第86話:沈む船、次なる一手
深夜。
伊集-院権三のペントハウスは、墓場のように静まり返っていた。
男は、一人、デスクに置かれたモニターを、憎悪に満ちた目で見つめていた。
画面に映し出されているのは、『掃除屋』から送られてきた、路地裏での一件の報告書と、数枚の不鮮明な写真だった。
――ガシャンッ!
権三は、手にしたブランデーグラスを、怒りのままに壁に叩きつけた。
琥珀色の液体と、ガラスの破片が、最高級のペルシャ絨毯の上に、無残に飛び散る。
「……使えん……! あの屑どもめが!」
低い、獣のようなうなり声が、部屋に響いた。
報告書の内容は、惨憺たるものだった。
橘陽菜一人を捕らえることもできず、謎の黒猫一匹に妨害され、挙句の果てには、アリアの介入を許し、全員が返り討ちに遭う。
駒として使った、あの元取り巻きたちは、今頃、警察の厄介になっているだろう。
「……猫、だと? 私の計画が、たかが一匹の畜生に、掻き乱されたというのか……!」
権三は、わなわなと震える拳を、強く握りしめた。
アリアの戦闘能力は、報告で聞いていた以上だ。そして、橘陽菜の周囲には、常に何らかの「不確定要素」が存在する。

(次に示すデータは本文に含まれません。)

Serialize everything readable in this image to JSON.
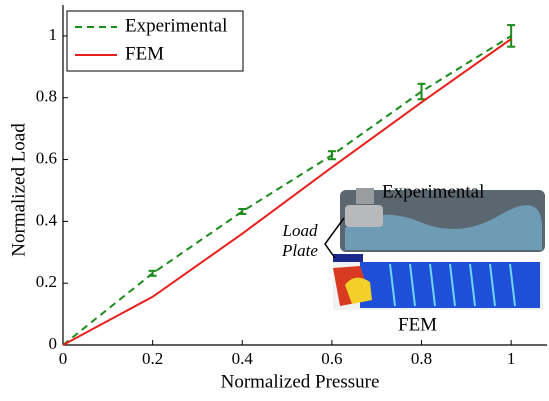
{
  "chart_data": {
    "type": "line",
    "xlabel": "Normalized Pressure",
    "ylabel": "Normalized Load",
    "x": [
      0,
      0.2,
      0.4,
      0.6,
      0.8,
      1
    ],
    "series": [
      {
        "name": "Experimental",
        "color": "#1a8a1a",
        "dash": true,
        "values": [
          0,
          0.232,
          0.432,
          0.614,
          0.82,
          1.0
        ],
        "errors": [
          null,
          0.008,
          0.008,
          0.013,
          0.025,
          0.035
        ]
      },
      {
        "name": "FEM",
        "color": "#e8201c",
        "dash": false,
        "values": [
          0,
          0.156,
          0.36,
          0.575,
          0.785,
          0.99
        ]
      }
    ],
    "xlim": [
      0,
      1.08
    ],
    "ylim": [
      0,
      1.1
    ],
    "xticks": [
      0,
      0.2,
      0.4,
      0.6,
      0.8,
      1
    ],
    "yticks": [
      0,
      0.2,
      0.4,
      0.6,
      0.8,
      1
    ],
    "legend": "upper left",
    "inset_labels": [
      "Experimental",
      "FEM",
      "Load",
      "Plate"
    ]
  }
}
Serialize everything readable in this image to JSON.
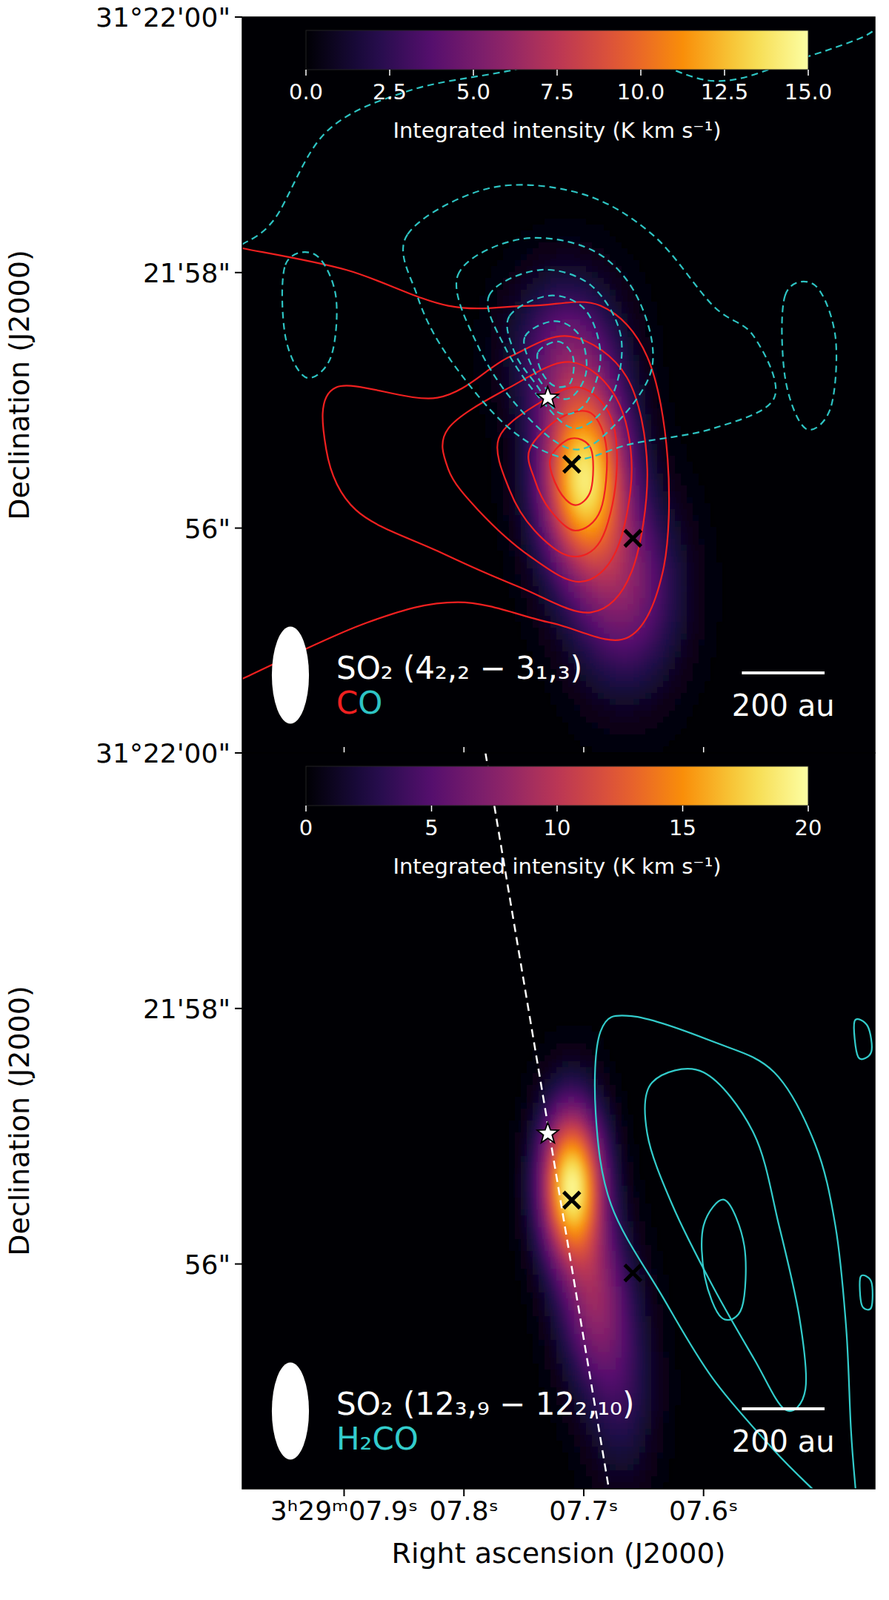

もはや、素人のチンピラを駒にした、小手先の嫌がらせでは、あの小娘たちの日常に、傷一つ付けることすらできん。
(……だが)
権三の脳裏に、路地裏で撮影された、もう一枚の写真が浮かび上がる。
それは、力なく倒れた陽菜を、アリアが庇うように抱きかかえている写真だった。
その姿は、まるで、壊れやすい宝物を守るかのようで。
「……ふふ」
権三の口元に、歪んだ、乾いた笑みが浮かんだ。
「そうだ。弱点は、そこだ。橘陽菜……。あいつさえ手に入れれば、アリアは、私の前で跪くしかあるまい」
権三は、再び暗号化された通信端末のスイッチを入れた。相手は、あの『掃除屋』だ。
『――……もしもし』
「私だ。先の件、お前たちの駒は、全く役に立たなかったな」
『……面目次第もございません。ですが、おかげで、ターゲットの貴重なデータは取れました。特に、あの銀髪の嬢ちゃんの戦闘データは、高く売れますよ?』
相変わらず、食えない男だ。
権三は、その挑発を無視し、本題を切り出した。
「……次の手だ。『本物』を用意しろ。金に糸目はつけん」
『ほう……? 『本物』、と申しますと?』
「貴様らのルートで手配できる、最高の『駒』だ。元軍人でも、紛争地域の傭兵崩れでも、何でもいい。必要なのは、結果だ。橘陽菜を、生きたまま、無傷で、私の前に連れてくる。ただ、それだけだ」
スピーカーの向こうで、男が、息を呑む気配がした。
『……伊集院先生。それは、もはや『嫌がらせ』の領域を超えますぞ。ただの『誘拐』だ。足がつけば、あなたも、我々も、終わりだ』
「だから、言ったはずだ。金に、糸目はつけん、と」
権三の声は、もはや何の感情も含まない、絶対零度の響きを持っていた。
しばらくの沈黙。
やがて、男は、くつくつと、喉の奥で笑い始めた。
『……面白い。実に、面白い。沈みかけた船の上で、最後のダンスを踊るおつもりか。よろしいでしょう。あなたほどの太客の、最後の願いだ。最高のダンサーを、ご用意しますよ』
「……いつ、動ける」
『チームの編成に、三日。準備に、二日。……五日後には、お望みの『お荷物』を、あなたのもとへお届けできるでしょうな』
通信が切れる。
権三は、ゆっくりと立ち上がると、窓の外に広がる、何も知らない街の夜景を見下ろした。
もう、後戻りはできない。
自らの全てを賭けて、あの小娘たちを、絶望の淵へと叩き落とす。
「待っていろ、アリア……。お前の、その美しい顔が、苦痛と絶望に歪む瞬間を、私は、特等席で見物させてもらうとしよう」
沈む船の船長は、自らの手で、船底に最後の穴を開けた。
破滅へと向かう、暴走。
その轟音が、僕たちの日常の、すぐそこまで迫ってきていた。